ABSTRACT

There was a period during the war when I associated habitually with criminals.2 I cannot say that I found anything peculiarly dislikeable about them. They fell into various classes. There were debtors who had been ordered by a judge to pay more than they possessed and had therefore been sent to prison for contempt of court. There was a rich, blind lawyer, seventy years of age, who had gone to gaol for bigamy. There was a fine, upstanding solider who had been sentenced with

what he thought undue severity for returning five minutes late from leave and had thereupon vowed that he would not do another hand’s turn of fighting for the authorities: in order to keep this vow, he had made a point of stealing whisky whenever he was released from prison, which, however, occurred with increasing rarity.
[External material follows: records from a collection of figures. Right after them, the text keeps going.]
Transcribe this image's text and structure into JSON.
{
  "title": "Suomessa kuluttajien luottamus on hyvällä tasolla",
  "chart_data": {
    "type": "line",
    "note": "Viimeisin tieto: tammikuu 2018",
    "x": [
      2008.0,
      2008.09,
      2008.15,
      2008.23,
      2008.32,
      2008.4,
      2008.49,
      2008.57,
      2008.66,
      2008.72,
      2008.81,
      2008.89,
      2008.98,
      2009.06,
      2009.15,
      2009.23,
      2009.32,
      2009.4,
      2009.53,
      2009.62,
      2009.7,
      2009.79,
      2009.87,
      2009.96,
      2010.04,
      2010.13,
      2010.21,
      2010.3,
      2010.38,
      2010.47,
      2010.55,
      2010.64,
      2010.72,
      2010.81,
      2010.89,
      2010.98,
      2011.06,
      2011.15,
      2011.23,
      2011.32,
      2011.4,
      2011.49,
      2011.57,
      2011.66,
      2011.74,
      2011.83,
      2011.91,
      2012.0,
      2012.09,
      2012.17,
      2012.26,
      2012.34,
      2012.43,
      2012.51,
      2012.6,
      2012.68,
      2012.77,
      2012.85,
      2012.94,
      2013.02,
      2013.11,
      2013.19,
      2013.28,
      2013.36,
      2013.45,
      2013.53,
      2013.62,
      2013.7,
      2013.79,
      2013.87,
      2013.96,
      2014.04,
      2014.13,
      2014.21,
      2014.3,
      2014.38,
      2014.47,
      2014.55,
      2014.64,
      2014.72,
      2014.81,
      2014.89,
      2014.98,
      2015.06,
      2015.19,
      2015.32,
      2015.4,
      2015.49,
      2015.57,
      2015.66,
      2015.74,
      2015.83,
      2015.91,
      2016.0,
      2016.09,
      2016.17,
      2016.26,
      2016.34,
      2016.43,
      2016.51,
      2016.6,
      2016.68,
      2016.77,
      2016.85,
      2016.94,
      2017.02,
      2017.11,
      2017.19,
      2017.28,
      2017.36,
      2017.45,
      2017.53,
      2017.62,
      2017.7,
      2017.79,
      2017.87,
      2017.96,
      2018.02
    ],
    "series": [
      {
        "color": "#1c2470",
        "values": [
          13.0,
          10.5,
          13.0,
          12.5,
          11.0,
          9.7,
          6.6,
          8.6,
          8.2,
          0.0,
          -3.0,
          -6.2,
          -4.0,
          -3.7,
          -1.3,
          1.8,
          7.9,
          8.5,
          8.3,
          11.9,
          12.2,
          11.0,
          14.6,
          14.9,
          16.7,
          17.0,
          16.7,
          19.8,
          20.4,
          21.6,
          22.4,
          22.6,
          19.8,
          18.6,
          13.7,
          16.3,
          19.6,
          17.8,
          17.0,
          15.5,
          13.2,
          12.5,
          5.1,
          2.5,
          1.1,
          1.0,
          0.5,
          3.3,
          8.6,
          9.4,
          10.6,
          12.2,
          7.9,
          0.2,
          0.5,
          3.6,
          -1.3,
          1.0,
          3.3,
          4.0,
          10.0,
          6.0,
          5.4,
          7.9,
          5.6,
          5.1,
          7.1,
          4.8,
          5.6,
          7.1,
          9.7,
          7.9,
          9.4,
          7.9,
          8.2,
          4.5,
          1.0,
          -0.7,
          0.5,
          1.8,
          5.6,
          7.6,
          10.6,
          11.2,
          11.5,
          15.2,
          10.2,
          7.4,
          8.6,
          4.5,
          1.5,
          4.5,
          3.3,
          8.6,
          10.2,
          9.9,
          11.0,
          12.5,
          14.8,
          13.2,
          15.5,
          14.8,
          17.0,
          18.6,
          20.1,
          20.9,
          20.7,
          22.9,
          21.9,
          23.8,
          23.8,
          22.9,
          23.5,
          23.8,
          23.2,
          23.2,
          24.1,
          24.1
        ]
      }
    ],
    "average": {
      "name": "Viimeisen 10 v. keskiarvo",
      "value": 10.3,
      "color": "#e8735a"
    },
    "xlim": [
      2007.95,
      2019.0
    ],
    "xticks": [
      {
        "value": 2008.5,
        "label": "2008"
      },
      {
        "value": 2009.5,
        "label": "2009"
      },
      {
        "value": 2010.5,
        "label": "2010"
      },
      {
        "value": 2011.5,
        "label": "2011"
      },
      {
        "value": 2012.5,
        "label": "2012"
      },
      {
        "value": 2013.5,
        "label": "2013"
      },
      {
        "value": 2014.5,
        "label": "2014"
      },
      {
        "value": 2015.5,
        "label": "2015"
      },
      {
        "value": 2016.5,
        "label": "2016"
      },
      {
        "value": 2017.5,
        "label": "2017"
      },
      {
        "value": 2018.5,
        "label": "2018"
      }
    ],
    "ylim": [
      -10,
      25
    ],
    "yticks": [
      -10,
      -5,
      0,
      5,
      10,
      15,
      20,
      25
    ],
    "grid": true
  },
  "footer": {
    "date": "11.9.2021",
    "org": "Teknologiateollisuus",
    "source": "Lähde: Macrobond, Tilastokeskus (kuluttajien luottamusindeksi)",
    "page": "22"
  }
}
Then there was a fat, cheerful, good-natured fellow, who was a connoisseur in prisons and always chose his gaol with care; his reason for a criminal career was that only in prison could he escape from his wife. Then there was a man who had been for seventeen years an officer of the Salvation Army, whose boy had been fined for coming late to school; the Salvationist considered that the fine had been inflicted from malice and therefore refused to pay it; he was, however, persuaded that the Lord had led him to that place for a wise purpose. In addition to these desperate ruffians, there were three members of the Soviet Government and a large number of men who considered it their duty to obey the precepts of the Sermon on the Mount.3 On the whole, the people I met in prison seemed to me more agreeable companions than the members of the best clubs.